16. Considérons la dépression

Environ vingt pour cent des adolescents souffriront de dépression avant de devenir adultes. La dépression non traitée peut entraîner des problèmes à l’école et au travail, des comportements à risque, une promiscuité sexuelle et une suicide, il vaut donc la peine d’emmener votre adolescent au GP si vous êtes concerné.

17. Donnez-leur un moyen de sortir.

Lorsque les tempérés échauffent les parents donnent souvent un ultimatum tout ou rien ou menacent leur adolescence. Il peut ne pas être physiquement possible d’arrêter votre adolescent, mais vous pouvez leur dire que vous allez leur parler lorsque la situation s’est calmée pour discuter des conséquences.

18. Continuer à essayer

Parfois, les parents veulent juste jeter leurs enfants hors de la maison à la première occasion. Mais les parents qui persévèrent, s’accrochent et continuent de travailler avec leur adolescent sont ceux qui réussissent généralement à sauver leur relation.

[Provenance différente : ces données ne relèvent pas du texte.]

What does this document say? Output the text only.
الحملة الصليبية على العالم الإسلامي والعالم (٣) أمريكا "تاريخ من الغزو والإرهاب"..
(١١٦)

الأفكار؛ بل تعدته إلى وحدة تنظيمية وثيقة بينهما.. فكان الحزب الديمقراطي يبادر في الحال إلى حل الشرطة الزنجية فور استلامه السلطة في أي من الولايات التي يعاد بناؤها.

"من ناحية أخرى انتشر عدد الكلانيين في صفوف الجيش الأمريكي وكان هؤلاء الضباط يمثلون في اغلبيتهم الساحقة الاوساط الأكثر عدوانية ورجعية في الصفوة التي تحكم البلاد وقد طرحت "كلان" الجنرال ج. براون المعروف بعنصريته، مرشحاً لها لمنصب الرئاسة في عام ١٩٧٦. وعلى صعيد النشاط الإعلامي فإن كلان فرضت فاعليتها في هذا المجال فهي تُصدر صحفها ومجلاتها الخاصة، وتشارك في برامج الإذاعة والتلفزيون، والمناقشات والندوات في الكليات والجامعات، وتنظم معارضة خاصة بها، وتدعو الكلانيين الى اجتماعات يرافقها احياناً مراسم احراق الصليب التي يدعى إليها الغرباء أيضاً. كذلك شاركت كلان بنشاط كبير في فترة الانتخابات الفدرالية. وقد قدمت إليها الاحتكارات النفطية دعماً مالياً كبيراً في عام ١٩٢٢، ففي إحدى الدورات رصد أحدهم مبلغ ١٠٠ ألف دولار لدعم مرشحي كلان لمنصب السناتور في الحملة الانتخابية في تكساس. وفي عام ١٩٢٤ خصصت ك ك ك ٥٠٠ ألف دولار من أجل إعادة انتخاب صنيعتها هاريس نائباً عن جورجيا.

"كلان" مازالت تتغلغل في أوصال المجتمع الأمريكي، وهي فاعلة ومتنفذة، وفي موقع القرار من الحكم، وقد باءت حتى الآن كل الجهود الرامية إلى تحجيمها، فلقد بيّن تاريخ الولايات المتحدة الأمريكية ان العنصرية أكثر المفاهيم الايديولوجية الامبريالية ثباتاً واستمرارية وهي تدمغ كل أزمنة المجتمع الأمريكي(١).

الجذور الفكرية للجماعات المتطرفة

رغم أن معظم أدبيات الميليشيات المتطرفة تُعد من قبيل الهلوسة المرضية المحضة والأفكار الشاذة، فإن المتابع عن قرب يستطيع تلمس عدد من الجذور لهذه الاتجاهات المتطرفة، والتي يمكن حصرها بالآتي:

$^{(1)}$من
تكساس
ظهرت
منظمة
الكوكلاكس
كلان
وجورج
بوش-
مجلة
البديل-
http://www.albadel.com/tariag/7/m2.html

Il est vrai que les adolescents trouvent souvent leurs propres parents les adultes les plus embarrassants et les plus difficiles de la planète. Essayez d’empathiser avec eux, tout en gardant la perspective que vous essayez de faire de votre mieux pour eux, et aimez-les malgré tout. Cela dit, aucun parent ne devrait vivre avec la violence ou les menaces continues de violence. Parfois, les adolescents doivent vivre loin de chez eux s’ils ne peuvent empêcher de nuire à des personnes ou à des biens.

19. Gardez votre sens de l’humour

Il est difficile de ne pas être submergé lorsqu’un adolescent exerce un contrôle sur le ménage. Mais prenez un recul et apprenez à rire sur la pure folie du comportement de votre adolescent. (Tenez un journal — cela pourrait valer des milliers quand vous écrivez vos mémoires !) Assurez-vous de prendre du temps pour vous-même et de continuer à trouver le temps de rire avec vos amis aussi.

20. Montrez votre amour et votre bienveillante.

Parfois, un petit geste d’amour peut faire un long chemin :

  • Acheter la nourriture préférée de votre adolescent.
  • Assis sur leur lit quand vous les réveillez et bavardant avec eux.
  • Mettre votre bras autour d’eux ou toucher leur bras.
  • Souriant quand vous les voyez.
  • Leur parler de ce que tu ressentais le jour où ils sont nés
  • ou en leur écrivant une petite note

Ceux-ci peuvent aider votre adolescent à se sentir aimé et chéri. Quand il s’agit de colère, la prévention vaut mieux que guérir, et tout le monde bénéficie d’un peu de chaleur et de proximité.